Do you know about Elias Boudinot? Having lived in Cincinnati for more than 15 years, I know Boudinot Avenue, where you can find the original LaRosa’s pizzeria. The street is named for Boudinot who owned land on the west side of the city, though I don’t think he ever lived there. Boudinot was an attorney from New Jersey who was deeply involved in the revolution, serving as a colonel in Washington’s army as the commissary general who oversaw the care of British prisoners and the supplies of American prisoners held by the British. He also supported the work of American spies during the British occupation of New York City.

Boudinot also served in the Second Continental Congress during the Revolutionary War, for a year as president of the congress. At that time, July 1777, there was a shortage of Bibles, since it was not possible to import Bibles from Britain; so a group of ministers in Philadelphia petitioned the congress to determine whether Bibles could be printed in this country. In their letter, they noted:

Unless timely care be used to prevent it we shall not have bibles for our Schools, & families, & for the publick [sic] Worship of God in our Churches…. We therefore think it our Duty to our Country & to the Churches of Christ to lay this design before this honourable [sic] house, humbly requesting that under your care, & by your encouragement, a Copy of the holy Bible may be printed, so as to be sold nearly as cheap as the Common Bibles, formerly imported from Britain & Ireland, were sold.

A committee in congress sent a letter to several printers who told them that there was no press or supplies available in this country to print our own Bibles; they would have to be imported from other countries. So the committee recommended importing 20,000 Bibles from Holland, Scotland, and other countries.

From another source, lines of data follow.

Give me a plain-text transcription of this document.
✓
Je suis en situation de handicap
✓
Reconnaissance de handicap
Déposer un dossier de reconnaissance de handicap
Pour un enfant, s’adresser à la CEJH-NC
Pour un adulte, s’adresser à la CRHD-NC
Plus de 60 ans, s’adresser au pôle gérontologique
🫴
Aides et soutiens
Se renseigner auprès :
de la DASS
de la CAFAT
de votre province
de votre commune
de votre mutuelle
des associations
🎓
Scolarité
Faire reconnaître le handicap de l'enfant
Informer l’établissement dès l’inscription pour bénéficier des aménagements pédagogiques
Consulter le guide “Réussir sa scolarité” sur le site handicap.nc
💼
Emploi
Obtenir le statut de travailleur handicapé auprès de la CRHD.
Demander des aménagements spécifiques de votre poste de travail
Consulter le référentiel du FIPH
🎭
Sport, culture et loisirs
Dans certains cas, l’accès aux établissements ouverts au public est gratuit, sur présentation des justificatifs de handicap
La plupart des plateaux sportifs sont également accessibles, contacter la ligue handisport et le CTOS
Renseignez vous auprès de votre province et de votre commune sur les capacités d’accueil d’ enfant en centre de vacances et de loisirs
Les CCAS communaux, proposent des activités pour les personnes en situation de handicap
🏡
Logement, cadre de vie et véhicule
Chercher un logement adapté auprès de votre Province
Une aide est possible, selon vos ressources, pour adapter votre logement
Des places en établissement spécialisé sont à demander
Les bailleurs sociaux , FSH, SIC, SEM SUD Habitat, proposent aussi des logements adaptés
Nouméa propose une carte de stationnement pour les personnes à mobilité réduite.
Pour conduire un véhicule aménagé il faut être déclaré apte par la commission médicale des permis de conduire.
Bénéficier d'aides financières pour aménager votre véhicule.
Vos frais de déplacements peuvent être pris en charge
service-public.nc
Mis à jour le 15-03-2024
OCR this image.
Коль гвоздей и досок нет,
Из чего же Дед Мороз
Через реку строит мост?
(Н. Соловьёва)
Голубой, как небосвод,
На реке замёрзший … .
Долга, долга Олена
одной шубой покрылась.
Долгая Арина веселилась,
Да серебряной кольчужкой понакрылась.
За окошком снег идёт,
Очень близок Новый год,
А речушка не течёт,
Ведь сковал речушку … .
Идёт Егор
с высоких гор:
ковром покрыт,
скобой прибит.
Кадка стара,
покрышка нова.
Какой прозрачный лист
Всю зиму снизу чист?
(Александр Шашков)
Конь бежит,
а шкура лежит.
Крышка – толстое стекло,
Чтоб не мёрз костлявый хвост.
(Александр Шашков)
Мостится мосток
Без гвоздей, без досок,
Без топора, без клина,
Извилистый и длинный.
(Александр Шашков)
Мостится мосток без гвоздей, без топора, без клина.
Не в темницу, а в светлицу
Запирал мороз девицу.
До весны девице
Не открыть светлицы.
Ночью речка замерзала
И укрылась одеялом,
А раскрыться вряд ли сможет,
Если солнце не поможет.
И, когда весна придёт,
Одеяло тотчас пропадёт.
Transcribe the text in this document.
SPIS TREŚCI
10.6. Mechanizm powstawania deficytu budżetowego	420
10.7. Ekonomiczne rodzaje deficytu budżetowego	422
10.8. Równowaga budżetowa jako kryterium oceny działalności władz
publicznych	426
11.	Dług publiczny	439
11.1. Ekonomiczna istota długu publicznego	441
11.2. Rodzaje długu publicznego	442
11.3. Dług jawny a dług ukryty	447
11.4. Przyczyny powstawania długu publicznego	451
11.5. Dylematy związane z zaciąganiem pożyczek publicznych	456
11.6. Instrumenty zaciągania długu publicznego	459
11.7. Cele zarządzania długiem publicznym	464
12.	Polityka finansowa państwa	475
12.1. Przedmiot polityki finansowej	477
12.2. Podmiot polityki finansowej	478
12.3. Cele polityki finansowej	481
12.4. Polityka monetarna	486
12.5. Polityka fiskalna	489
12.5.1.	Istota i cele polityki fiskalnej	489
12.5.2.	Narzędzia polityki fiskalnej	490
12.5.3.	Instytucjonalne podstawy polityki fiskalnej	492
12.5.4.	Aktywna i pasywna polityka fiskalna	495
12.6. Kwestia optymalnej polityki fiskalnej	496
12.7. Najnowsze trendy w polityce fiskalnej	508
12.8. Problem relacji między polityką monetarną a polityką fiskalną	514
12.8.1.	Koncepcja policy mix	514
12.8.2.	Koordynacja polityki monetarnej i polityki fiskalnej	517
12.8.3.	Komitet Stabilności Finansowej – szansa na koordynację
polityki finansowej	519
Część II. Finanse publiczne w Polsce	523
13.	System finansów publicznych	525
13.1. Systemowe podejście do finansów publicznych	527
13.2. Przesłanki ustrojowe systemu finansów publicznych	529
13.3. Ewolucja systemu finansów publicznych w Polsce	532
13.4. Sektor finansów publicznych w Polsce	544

Unfortunately, the action was not completed. The Bibles were not imported, and there was no American printed Bible until 1782. Still, the fact remains, the ministers, leaders, and people of this country, in a time of crisis, recognized the need for the Bible. It was this need that prompted Elias Boudinot, John Quincy Adams, Francis Scott Key, and others to form the American Bible Society (ABS) in 1816. Boudinot, who became the first president of the ABS, once wrote, “Were you to ask me to recommend the most valuable book in the world, I should fix on the Bible as the most instructive, both to the wise and ignorant.” John Quincy Adams wrote that the Bible “is of all books in the world that which contributes most to make men good, wise, and happy.” John Jay, the first Chief Justice of the United States Supreme Court and another president of ABS, wrote, “Let us therefore persevere steadfastly in distributing the Scriptures far and near, and without note or comment. We are assured that they ‘are profitable for doctrine, for reproof, for correction, for instruction in righteousness (2 Tim. 3:16).”

Jay’s reference to Paul’s letter to Timothy underscores the enduring value and need not only to possess the Bible but to read it, study it, memorize it, and live it out. Paul wrote specifically, “All Scripture is God-breathed and is useful for teaching, rebuking, correcting and training in righteousness, so that the man of God may be thoroughly equipped for every good work” (2 Timothy 3:16, 17, NIV 1984). The Bible is not only foundational to our faith but to the principles upon which our country was established.

Our history shows us that our country’s leaders thought the Bible was important enough to try to print or import more, during war. Shouldn’t we, within the church, value the Bible at least that much, if not more? As we celebrate our country’s freedom, rather than merely pointing out our country’s historic faith, let’s model it by reading, studying, and living out our biblical faith.